Introducción a la terapia de las fobias infantiles

Los problemas infantiles para los que padres y maestros solicitan tratamiento psicológico con mayor frecuencia son, en primer lugar, los trastornos del aprendizaje y la problemática relacionada con el fracaso escolar, en segundo lugar, los trastornos exteriorizados como el negativismo desafiante y, en último lugar, los trastornos interiorizados como las fobias específicas.

La significación clínica de los miedos infantiles se ha subestimado basándose en tres argumentos:

  1. Son transitorios. Los miedos infantiles son pasajeros y remiten espontáneamente a medida que el niño madura y se desarrolla. Por esta razón, la Asociación Americana de Psiquiatría exige para diagnosticar fobia específica en la infancia que los síntomas persistan al menos durante seis meses.
  2. Son leves. Los miedos infantiles no son comparables a los adultos. La magnitud de las respuestas del niño, como pensamientos negativos o anticipación de situaciones temidas, es menor.
  3. Son evolutivos. Los miedos infantiles aparecen, alcanzan su máxima intensidad y desaparecen en edades características, de modo que el curso pone de relieve su naturaleza evolutiva. El miedo a la oscuridad surge tempranamente hacia los 2-3 años, es muy prevalente entre los 4-6 años, y empieza a declinar a partir de los 9 años.

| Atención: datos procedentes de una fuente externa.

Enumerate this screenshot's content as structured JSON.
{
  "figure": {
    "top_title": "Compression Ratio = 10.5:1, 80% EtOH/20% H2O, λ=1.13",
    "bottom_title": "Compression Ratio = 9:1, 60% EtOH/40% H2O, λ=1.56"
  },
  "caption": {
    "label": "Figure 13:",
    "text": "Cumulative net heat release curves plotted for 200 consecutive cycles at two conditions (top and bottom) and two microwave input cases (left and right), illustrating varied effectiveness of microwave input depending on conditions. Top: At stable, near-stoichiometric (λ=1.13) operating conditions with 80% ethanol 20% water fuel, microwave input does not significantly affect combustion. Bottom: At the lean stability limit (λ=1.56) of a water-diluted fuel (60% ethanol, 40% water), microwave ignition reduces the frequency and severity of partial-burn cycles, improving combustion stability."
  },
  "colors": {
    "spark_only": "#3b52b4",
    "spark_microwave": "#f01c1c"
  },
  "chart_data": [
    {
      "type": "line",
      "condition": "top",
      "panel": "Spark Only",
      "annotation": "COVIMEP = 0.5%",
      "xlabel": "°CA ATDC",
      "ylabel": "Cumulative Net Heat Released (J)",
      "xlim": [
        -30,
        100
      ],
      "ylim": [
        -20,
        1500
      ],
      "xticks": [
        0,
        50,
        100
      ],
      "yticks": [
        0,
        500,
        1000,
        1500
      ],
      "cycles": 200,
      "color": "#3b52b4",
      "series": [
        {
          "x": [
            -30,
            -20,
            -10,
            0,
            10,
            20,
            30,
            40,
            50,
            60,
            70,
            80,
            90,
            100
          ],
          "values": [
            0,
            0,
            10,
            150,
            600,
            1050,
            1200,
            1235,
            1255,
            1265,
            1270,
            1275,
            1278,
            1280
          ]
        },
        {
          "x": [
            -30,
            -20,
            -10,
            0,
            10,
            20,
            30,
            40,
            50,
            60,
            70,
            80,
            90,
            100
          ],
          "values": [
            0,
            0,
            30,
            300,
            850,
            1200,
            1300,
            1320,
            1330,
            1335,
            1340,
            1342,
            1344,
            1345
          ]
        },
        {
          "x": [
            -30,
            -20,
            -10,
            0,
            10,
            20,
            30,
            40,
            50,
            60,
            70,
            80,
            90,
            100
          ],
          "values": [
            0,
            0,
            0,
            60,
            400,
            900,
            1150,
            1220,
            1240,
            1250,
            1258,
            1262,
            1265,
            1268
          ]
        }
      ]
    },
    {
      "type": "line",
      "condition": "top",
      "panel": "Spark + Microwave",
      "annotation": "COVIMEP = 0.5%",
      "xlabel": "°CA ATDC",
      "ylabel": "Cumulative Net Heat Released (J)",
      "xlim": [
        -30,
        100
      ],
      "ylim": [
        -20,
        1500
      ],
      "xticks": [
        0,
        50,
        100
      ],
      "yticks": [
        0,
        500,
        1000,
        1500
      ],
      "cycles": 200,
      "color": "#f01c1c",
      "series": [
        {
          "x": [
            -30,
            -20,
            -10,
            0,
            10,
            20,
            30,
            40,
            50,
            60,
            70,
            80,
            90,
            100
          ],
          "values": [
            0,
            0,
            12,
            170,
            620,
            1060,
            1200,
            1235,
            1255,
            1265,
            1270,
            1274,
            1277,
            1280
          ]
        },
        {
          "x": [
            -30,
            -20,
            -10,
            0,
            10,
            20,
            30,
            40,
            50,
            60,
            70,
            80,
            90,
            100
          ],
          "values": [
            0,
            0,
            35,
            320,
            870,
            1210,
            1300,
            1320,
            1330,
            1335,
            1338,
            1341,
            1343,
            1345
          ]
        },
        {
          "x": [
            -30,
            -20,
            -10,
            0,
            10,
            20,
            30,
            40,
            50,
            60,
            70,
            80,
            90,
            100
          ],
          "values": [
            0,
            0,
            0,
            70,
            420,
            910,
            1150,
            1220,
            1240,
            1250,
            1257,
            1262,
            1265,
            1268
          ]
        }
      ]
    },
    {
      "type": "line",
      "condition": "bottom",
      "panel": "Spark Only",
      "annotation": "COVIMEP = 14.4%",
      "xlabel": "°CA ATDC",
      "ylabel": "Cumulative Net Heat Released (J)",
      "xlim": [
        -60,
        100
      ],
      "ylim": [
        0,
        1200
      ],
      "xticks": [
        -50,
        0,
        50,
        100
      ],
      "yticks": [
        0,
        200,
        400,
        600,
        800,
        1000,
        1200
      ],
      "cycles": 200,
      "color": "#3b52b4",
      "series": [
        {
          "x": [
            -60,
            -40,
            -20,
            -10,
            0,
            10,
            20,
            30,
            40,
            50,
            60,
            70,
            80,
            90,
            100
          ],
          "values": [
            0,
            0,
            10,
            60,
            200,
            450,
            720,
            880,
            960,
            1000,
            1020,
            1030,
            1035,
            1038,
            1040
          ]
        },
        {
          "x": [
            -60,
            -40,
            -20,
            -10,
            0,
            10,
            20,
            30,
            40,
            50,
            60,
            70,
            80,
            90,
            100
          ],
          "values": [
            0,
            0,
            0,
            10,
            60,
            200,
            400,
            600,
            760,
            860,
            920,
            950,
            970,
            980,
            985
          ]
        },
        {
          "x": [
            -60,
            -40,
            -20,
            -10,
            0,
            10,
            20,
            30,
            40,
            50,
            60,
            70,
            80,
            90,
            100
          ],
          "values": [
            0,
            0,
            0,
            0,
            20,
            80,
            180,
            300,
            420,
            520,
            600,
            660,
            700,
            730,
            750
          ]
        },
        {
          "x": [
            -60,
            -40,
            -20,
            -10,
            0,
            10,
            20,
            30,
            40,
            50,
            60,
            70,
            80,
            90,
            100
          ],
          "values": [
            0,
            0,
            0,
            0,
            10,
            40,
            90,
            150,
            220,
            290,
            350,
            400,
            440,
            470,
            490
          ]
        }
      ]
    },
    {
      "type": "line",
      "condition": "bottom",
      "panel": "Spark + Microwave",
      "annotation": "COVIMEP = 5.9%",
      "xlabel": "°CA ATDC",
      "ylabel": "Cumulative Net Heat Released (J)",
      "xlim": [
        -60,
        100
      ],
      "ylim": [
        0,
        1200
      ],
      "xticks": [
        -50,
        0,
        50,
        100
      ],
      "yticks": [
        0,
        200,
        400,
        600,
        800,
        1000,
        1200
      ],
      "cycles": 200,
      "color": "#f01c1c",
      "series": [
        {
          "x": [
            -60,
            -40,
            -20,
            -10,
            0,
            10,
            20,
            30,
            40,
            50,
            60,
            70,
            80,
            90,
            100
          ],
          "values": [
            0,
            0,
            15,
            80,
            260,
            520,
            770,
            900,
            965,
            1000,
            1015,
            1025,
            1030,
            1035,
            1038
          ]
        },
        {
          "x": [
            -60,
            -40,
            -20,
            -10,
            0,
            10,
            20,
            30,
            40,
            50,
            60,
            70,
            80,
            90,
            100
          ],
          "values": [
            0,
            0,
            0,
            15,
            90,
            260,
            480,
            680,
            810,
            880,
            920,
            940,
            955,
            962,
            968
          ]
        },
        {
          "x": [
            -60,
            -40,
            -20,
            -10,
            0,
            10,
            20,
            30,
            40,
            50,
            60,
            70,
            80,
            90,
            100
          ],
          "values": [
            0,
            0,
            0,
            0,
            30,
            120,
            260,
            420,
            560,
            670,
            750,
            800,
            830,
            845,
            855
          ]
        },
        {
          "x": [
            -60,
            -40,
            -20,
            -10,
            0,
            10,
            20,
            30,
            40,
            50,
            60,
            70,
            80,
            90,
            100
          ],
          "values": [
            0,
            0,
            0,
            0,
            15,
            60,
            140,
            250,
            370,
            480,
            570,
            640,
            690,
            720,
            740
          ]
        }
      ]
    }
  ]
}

Por tanto, interesa discernir entre miedos de carácter evolutivo que remiten con la edad y miedos de naturaleza clínica o fobias específicas que perduran en la adultez y requieren tratamiento psicológico.

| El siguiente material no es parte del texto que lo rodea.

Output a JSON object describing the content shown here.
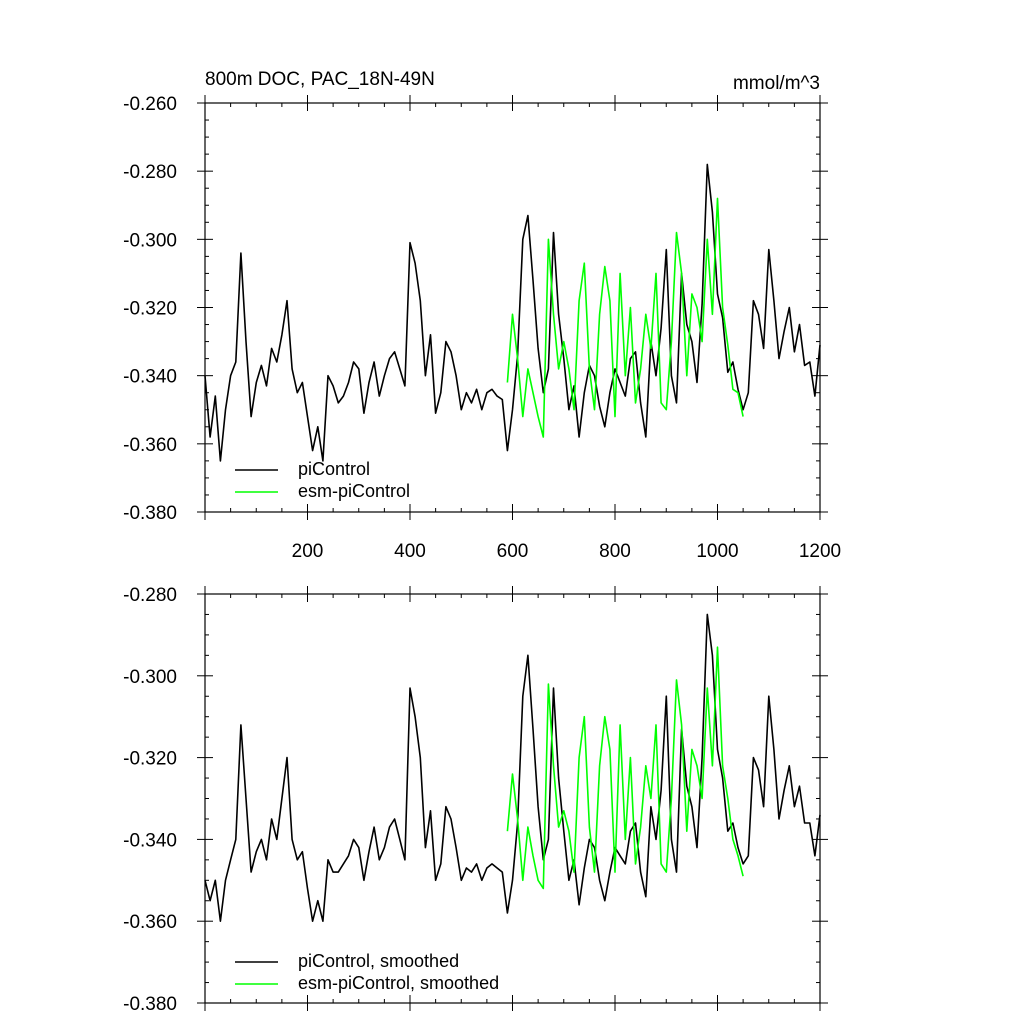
{
  "chart_data": [
    {
      "type": "line",
      "title": "800m DOC, PAC_18N-49N",
      "units": "mmol/m^3",
      "xlim": [
        0,
        1200
      ],
      "ylim": [
        -0.38,
        -0.26
      ],
      "xticks": [
        200,
        400,
        600,
        800,
        1000,
        1200
      ],
      "xtick_labels": [
        "200",
        "400",
        "600",
        "800",
        "1000",
        "1200"
      ],
      "yticks": [
        -0.26,
        -0.28,
        -0.3,
        -0.32,
        -0.34,
        -0.36,
        -0.38
      ],
      "ytick_labels": [
        "-0.260",
        "-0.280",
        "-0.300",
        "-0.320",
        "-0.340",
        "-0.360",
        "-0.380"
      ],
      "legend_position": "bottom-left",
      "series": [
        {
          "name": "piControl",
          "color": "#000000",
          "x": [
            0,
            10,
            20,
            30,
            40,
            50,
            60,
            70,
            80,
            90,
            100,
            110,
            120,
            130,
            140,
            150,
            160,
            170,
            180,
            190,
            200,
            210,
            220,
            230,
            240,
            250,
            260,
            270,
            280,
            290,
            300,
            310,
            320,
            330,
            340,
            350,
            360,
            370,
            380,
            390,
            400,
            410,
            420,
            430,
            440,
            450,
            460,
            470,
            480,
            490,
            500,
            510,
            520,
            530,
            540,
            550,
            560,
            570,
            580,
            590,
            600,
            610,
            620,
            630,
            640,
            650,
            660,
            670,
            680,
            690,
            700,
            710,
            720,
            730,
            740,
            750,
            760,
            770,
            780,
            790,
            800,
            810,
            820,
            830,
            840,
            850,
            860,
            870,
            880,
            890,
            900,
            910,
            920,
            930,
            940,
            950,
            960,
            970,
            980,
            990,
            1000,
            1010,
            1020,
            1030,
            1040,
            1050,
            1060,
            1070,
            1080,
            1090,
            1100,
            1110,
            1120,
            1130,
            1140,
            1150,
            1160,
            1170,
            1180,
            1190,
            1200
          ],
          "values": [
            -0.34,
            -0.358,
            -0.346,
            -0.365,
            -0.35,
            -0.34,
            -0.336,
            -0.304,
            -0.33,
            -0.352,
            -0.342,
            -0.337,
            -0.343,
            -0.332,
            -0.336,
            -0.328,
            -0.318,
            -0.338,
            -0.345,
            -0.342,
            -0.352,
            -0.362,
            -0.355,
            -0.365,
            -0.34,
            -0.343,
            -0.348,
            -0.346,
            -0.342,
            -0.336,
            -0.338,
            -0.351,
            -0.342,
            -0.336,
            -0.346,
            -0.34,
            -0.335,
            -0.333,
            -0.338,
            -0.343,
            -0.301,
            -0.307,
            -0.318,
            -0.34,
            -0.328,
            -0.351,
            -0.345,
            -0.33,
            -0.333,
            -0.34,
            -0.35,
            -0.345,
            -0.348,
            -0.344,
            -0.35,
            -0.345,
            -0.344,
            -0.346,
            -0.347,
            -0.362,
            -0.35,
            -0.334,
            -0.3,
            -0.293,
            -0.312,
            -0.332,
            -0.345,
            -0.338,
            -0.298,
            -0.322,
            -0.335,
            -0.35,
            -0.343,
            -0.358,
            -0.345,
            -0.337,
            -0.34,
            -0.349,
            -0.355,
            -0.345,
            -0.338,
            -0.342,
            -0.346,
            -0.335,
            -0.333,
            -0.348,
            -0.358,
            -0.33,
            -0.34,
            -0.326,
            -0.303,
            -0.34,
            -0.348,
            -0.31,
            -0.325,
            -0.33,
            -0.342,
            -0.319,
            -0.278,
            -0.292,
            -0.316,
            -0.323,
            -0.339,
            -0.336,
            -0.344,
            -0.35,
            -0.345,
            -0.318,
            -0.322,
            -0.332,
            -0.303,
            -0.318,
            -0.335,
            -0.327,
            -0.32,
            -0.333,
            -0.325,
            -0.337,
            -0.336,
            -0.346,
            -0.331
          ]
        },
        {
          "name": "esm-piControl",
          "color": "#00ff00",
          "x": [
            590,
            600,
            610,
            620,
            630,
            640,
            650,
            660,
            670,
            680,
            690,
            700,
            710,
            720,
            730,
            740,
            750,
            760,
            770,
            780,
            790,
            800,
            810,
            820,
            830,
            840,
            850,
            860,
            870,
            880,
            890,
            900,
            910,
            920,
            930,
            940,
            950,
            960,
            970,
            980,
            990,
            1000,
            1010,
            1020,
            1030,
            1040,
            1050
          ],
          "values": [
            -0.342,
            -0.322,
            -0.335,
            -0.352,
            -0.338,
            -0.345,
            -0.352,
            -0.358,
            -0.3,
            -0.322,
            -0.338,
            -0.33,
            -0.338,
            -0.35,
            -0.318,
            -0.307,
            -0.338,
            -0.35,
            -0.322,
            -0.308,
            -0.318,
            -0.352,
            -0.31,
            -0.34,
            -0.32,
            -0.348,
            -0.338,
            -0.322,
            -0.332,
            -0.31,
            -0.348,
            -0.35,
            -0.33,
            -0.298,
            -0.31,
            -0.34,
            -0.316,
            -0.32,
            -0.33,
            -0.3,
            -0.322,
            -0.288,
            -0.32,
            -0.331,
            -0.344,
            -0.345,
            -0.352
          ]
        }
      ]
    },
    {
      "type": "line",
      "title": "",
      "xlim": [
        0,
        1200
      ],
      "ylim": [
        -0.38,
        -0.28
      ],
      "yticks": [
        -0.28,
        -0.3,
        -0.32,
        -0.34,
        -0.36,
        -0.38
      ],
      "ytick_labels": [
        "-0.280",
        "-0.300",
        "-0.320",
        "-0.340",
        "-0.360",
        "-0.380"
      ],
      "legend_position": "bottom-left",
      "series": [
        {
          "name": "piControl, smoothed",
          "color": "#000000",
          "x": [
            0,
            10,
            20,
            30,
            40,
            50,
            60,
            70,
            80,
            90,
            100,
            110,
            120,
            130,
            140,
            150,
            160,
            170,
            180,
            190,
            200,
            210,
            220,
            230,
            240,
            250,
            260,
            270,
            280,
            290,
            300,
            310,
            320,
            330,
            340,
            350,
            360,
            370,
            380,
            390,
            400,
            410,
            420,
            430,
            440,
            450,
            460,
            470,
            480,
            490,
            500,
            510,
            520,
            530,
            540,
            550,
            560,
            570,
            580,
            590,
            600,
            610,
            620,
            630,
            640,
            650,
            660,
            670,
            680,
            690,
            700,
            710,
            720,
            730,
            740,
            750,
            760,
            770,
            780,
            790,
            800,
            810,
            820,
            830,
            840,
            850,
            860,
            870,
            880,
            890,
            900,
            910,
            920,
            930,
            940,
            950,
            960,
            970,
            980,
            990,
            1000,
            1010,
            1020,
            1030,
            1040,
            1050,
            1060,
            1070,
            1080,
            1090,
            1100,
            1110,
            1120,
            1130,
            1140,
            1150,
            1160,
            1170,
            1180,
            1190,
            1200
          ],
          "values": [
            -0.35,
            -0.355,
            -0.35,
            -0.36,
            -0.35,
            -0.345,
            -0.34,
            -0.312,
            -0.33,
            -0.348,
            -0.343,
            -0.34,
            -0.345,
            -0.335,
            -0.34,
            -0.33,
            -0.32,
            -0.34,
            -0.345,
            -0.343,
            -0.352,
            -0.36,
            -0.355,
            -0.36,
            -0.345,
            -0.348,
            -0.348,
            -0.346,
            -0.344,
            -0.34,
            -0.342,
            -0.35,
            -0.343,
            -0.337,
            -0.345,
            -0.342,
            -0.337,
            -0.335,
            -0.34,
            -0.345,
            -0.303,
            -0.31,
            -0.32,
            -0.342,
            -0.333,
            -0.35,
            -0.346,
            -0.332,
            -0.335,
            -0.342,
            -0.35,
            -0.347,
            -0.348,
            -0.346,
            -0.35,
            -0.347,
            -0.346,
            -0.347,
            -0.348,
            -0.358,
            -0.35,
            -0.336,
            -0.305,
            -0.295,
            -0.313,
            -0.332,
            -0.345,
            -0.34,
            -0.303,
            -0.325,
            -0.338,
            -0.35,
            -0.345,
            -0.356,
            -0.347,
            -0.34,
            -0.342,
            -0.35,
            -0.355,
            -0.348,
            -0.342,
            -0.344,
            -0.346,
            -0.338,
            -0.336,
            -0.348,
            -0.354,
            -0.332,
            -0.34,
            -0.328,
            -0.305,
            -0.34,
            -0.348,
            -0.313,
            -0.327,
            -0.332,
            -0.342,
            -0.32,
            -0.285,
            -0.295,
            -0.318,
            -0.325,
            -0.338,
            -0.336,
            -0.342,
            -0.346,
            -0.344,
            -0.32,
            -0.323,
            -0.332,
            -0.305,
            -0.318,
            -0.335,
            -0.328,
            -0.322,
            -0.332,
            -0.327,
            -0.336,
            -0.336,
            -0.344,
            -0.334
          ]
        },
        {
          "name": "esm-piControl, smoothed",
          "color": "#00ff00",
          "x": [
            590,
            600,
            610,
            620,
            630,
            640,
            650,
            660,
            670,
            680,
            690,
            700,
            710,
            720,
            730,
            740,
            750,
            760,
            770,
            780,
            790,
            800,
            810,
            820,
            830,
            840,
            850,
            860,
            870,
            880,
            890,
            900,
            910,
            920,
            930,
            940,
            950,
            960,
            970,
            980,
            990,
            1000,
            1010,
            1020,
            1030,
            1040,
            1050
          ],
          "values": [
            -0.338,
            -0.324,
            -0.335,
            -0.35,
            -0.337,
            -0.344,
            -0.35,
            -0.352,
            -0.302,
            -0.322,
            -0.337,
            -0.333,
            -0.338,
            -0.348,
            -0.32,
            -0.31,
            -0.337,
            -0.348,
            -0.322,
            -0.31,
            -0.318,
            -0.348,
            -0.312,
            -0.34,
            -0.32,
            -0.346,
            -0.337,
            -0.322,
            -0.33,
            -0.312,
            -0.346,
            -0.348,
            -0.33,
            -0.301,
            -0.312,
            -0.338,
            -0.318,
            -0.322,
            -0.33,
            -0.303,
            -0.322,
            -0.293,
            -0.322,
            -0.33,
            -0.34,
            -0.344,
            -0.349
          ]
        }
      ]
    }
  ]
}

El contenido se estructura en tres bloques:

  1. Psicopatología. Se delimita los conceptos «ansiedad», «miedo», «fobia». Se define la fobia específica caracterizándola como una respuesta desproporcionada y desadaptada. Se expone la clasificación y epidemiología de las fobias específicas en la infancia.
  2. Evaluación. Se considera las peculiaridades de la evaluación y se describe los instrumentos más utilizados: entrevistas al niño, entrevistas a los padres, pruebas de aproximación conductual, pruebas de tolerancia, termómetros de miedos, inventarios de miedos.
  3. Tratamiento. Se detalla los tratamientos psicológicos con apoyo empírico y se propone la relación gradual en vivo con el estímulo fóbico como tratamiento de elección. Se ilustra la terapia de juego escenificaciones emotivas con un caso clínico de fobia a las arañas que afectaba negativamente en el área escolar.